This is one of the few live recordings of The Planets to be released on CD. Let’s see what’s it like…
Wow, this “Mars” is slow. And ominous. Good. Oh dear. Flat Tuba Alert: At 1:36 there’s a “can’t miss it” wayward tuba note. Do I give that a pass because it’s a live recording? No, I do not. A flat tube note is a flat tuba note. But the relentlessness of this “Mars” is pretty impressive. Oh no. At 1:47 there’s a mistake involving the trumpets that’s even more noticeable than the flat tuba note. I actually groaned when I heard it. But I’m still impressed by the relentlessness of this “Mars”. Eep! Another mistake. This time it’s a horn at 1:58. Oh-oh. Now that we’ve come to the next part of “Mars” (from 2:09 onwards), it’s starting to sound really slack, and it’s falling apart. The poor ensemble work from 3:08-3:10 doesn’t help at all. And when the march starts at 4:45, the orchestra doesn’t even start together (the snare drummer is late). This march part of “Mars” (4:45-6:35) is supposed to be menacing, with a relentless martial rhythm, but it’s just weird. It’s as slow as all get-out, and with the first beat of each bar emphasised for no particular reason I can
see hear. Wow, this is weird. I know conductors sometimes like to stamp their individuality on a recording, but this isn’t “individual” – this is eccentric. In extremis. And then the last part of “Mars”, with the orchestra coming to a stuttering end (7:26-7:59) is played fast, and I mean fast. What on Earth Mars is going on here? According to Wikipedia’s “The Planets Discography” page, this recording was made by putting together a selection of live performances from over three days (27, 28, and 29 June 2001). I find that almost impossible to believe. These were the best performances they could come up with? Really? Maybe it was all an experiment. (“Hey guys: Let’s use the worst takes, put ’em all together, and see if anyone notices.”) “Mars” has finally finished, and I’m in shock. What happened?

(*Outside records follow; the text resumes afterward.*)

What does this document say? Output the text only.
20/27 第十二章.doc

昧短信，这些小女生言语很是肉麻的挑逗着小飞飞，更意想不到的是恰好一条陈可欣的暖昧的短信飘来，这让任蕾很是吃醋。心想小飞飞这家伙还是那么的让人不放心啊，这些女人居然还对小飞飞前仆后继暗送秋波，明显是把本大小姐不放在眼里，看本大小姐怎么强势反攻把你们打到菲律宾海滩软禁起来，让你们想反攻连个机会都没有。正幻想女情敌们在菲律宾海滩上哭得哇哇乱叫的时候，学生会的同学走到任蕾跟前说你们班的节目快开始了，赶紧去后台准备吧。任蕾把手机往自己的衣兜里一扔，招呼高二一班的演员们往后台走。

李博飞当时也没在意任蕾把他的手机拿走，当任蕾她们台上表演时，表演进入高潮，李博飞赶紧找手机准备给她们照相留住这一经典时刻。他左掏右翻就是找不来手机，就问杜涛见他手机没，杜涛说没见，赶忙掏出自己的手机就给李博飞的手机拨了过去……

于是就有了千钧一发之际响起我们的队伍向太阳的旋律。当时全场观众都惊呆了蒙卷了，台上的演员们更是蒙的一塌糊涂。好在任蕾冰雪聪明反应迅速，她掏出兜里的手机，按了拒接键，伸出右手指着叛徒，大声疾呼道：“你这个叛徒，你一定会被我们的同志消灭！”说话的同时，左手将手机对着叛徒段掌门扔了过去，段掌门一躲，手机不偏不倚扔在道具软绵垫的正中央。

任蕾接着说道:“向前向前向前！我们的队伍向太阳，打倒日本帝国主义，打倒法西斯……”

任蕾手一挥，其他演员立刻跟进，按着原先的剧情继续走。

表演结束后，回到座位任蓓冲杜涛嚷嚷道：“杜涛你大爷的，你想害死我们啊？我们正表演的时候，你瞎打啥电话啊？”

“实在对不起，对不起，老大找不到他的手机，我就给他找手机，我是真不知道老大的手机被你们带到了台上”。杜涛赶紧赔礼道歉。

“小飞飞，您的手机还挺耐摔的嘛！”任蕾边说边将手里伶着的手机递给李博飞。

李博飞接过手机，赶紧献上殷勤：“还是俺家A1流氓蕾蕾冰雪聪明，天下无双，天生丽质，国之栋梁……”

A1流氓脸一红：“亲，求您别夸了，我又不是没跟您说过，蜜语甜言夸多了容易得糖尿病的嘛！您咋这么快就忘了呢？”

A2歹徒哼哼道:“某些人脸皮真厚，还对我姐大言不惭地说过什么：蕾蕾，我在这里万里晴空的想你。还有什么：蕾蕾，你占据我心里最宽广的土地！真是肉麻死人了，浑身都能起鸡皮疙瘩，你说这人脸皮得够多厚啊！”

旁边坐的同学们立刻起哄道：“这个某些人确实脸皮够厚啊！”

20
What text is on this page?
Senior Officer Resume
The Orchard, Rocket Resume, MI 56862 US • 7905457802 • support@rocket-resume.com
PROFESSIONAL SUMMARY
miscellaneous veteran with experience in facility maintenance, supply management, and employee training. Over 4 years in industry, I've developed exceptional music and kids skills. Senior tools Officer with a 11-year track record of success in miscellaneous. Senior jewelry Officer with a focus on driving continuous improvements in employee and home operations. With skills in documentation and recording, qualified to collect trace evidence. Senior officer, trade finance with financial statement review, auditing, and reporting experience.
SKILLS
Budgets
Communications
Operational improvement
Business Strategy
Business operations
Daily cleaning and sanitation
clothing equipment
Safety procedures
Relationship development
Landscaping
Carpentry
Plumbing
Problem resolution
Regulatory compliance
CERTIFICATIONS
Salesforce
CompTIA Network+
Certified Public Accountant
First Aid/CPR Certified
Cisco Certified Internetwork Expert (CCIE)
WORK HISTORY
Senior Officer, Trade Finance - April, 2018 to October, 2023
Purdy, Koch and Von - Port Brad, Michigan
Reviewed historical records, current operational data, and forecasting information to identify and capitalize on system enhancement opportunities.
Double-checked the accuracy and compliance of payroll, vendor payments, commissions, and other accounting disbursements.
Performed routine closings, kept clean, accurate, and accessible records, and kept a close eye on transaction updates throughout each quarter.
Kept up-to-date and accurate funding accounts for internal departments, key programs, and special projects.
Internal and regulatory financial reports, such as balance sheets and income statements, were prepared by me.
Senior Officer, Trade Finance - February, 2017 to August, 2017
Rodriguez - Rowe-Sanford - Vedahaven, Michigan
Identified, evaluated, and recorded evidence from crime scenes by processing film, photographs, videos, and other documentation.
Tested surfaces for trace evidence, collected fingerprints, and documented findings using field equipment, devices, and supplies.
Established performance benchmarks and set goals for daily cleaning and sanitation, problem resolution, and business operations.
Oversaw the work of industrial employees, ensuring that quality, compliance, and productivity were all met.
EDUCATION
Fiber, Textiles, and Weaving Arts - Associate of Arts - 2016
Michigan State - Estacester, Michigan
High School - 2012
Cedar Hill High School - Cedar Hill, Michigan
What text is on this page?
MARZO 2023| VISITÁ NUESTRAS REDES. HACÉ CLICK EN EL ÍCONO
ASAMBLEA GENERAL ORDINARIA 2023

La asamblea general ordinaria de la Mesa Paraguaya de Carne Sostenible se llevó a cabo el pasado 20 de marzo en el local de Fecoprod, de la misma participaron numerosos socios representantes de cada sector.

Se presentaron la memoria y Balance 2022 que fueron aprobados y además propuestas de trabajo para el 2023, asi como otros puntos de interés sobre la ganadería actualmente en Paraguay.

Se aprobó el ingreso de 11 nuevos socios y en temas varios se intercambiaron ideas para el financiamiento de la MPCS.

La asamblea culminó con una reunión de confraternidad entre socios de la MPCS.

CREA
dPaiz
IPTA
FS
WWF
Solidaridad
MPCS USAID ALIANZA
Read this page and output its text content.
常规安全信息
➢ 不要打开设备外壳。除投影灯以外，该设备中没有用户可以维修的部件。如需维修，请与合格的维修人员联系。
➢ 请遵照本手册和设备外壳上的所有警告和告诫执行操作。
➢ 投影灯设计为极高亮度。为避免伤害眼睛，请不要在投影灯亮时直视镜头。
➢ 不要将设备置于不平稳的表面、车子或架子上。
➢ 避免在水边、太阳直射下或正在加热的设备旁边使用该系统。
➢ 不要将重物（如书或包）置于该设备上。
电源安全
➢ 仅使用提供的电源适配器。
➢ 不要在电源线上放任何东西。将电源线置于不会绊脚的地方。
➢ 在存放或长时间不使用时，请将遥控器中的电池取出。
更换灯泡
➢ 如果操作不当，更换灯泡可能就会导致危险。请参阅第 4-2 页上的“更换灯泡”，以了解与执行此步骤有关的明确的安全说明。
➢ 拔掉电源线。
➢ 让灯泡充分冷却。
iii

Hopefully, “Venus” will be at least moderately manageable. It begins OK, but from 0:32-1:06 the orchestra is pulsing, and it’s odd. That stopped for a while. And now it’s pulsing again (1:49-2:47). This is weirding me out. After the pulsing goes away, “Venus” becomes listenable.
“Mercury” is not bad at all. I actually like it.
“Jupiter” is tolerable, despite Roger messing about with the tempo in almost every bar. The Big Tune (3:11-4:39) is probably the least sentimental one I’ve ever heard. There’s almost no legato at all (“Whatever you do, chaps, don’t hang on to those notes!”), which makes for a listening experience you’re not likely to forget in a hurry. I’m relieved to say that the rest of “Jupiter” goes OK (as in, “Ah, this sounds like the ‘Jupiter’ I recognise”).
“Saturn” is not quite the “Bringer of Old Age” here. Although the first part is OK, the next section (1:26-2:17) is positively jaunty (Norrington to orchestra: “He’s not that old”). To be fair to Roger (Hi, Roger!), I thought that everything from 4:19 until the end was well done. I actually started getting a sense that “Saturn” was, you know, old.
Hooray! A “Uranus” that’s entirely successful. Now I’m hoping against hope that “Neptune” will be fine.
“Neptune” is… fair. It’s faster than I’m used to hearing, but I can deal with that. It sounds as if Roger doesn’t think “Neptune” needs to be mysterious at all. (“These are the notes – let’s play them.”) However, the women’s choir is perfectly placed in the mix (wonderfully distant and ethereal).
Believe it or not, I think I’ve finished talking about Roger’s Planets. I hope so.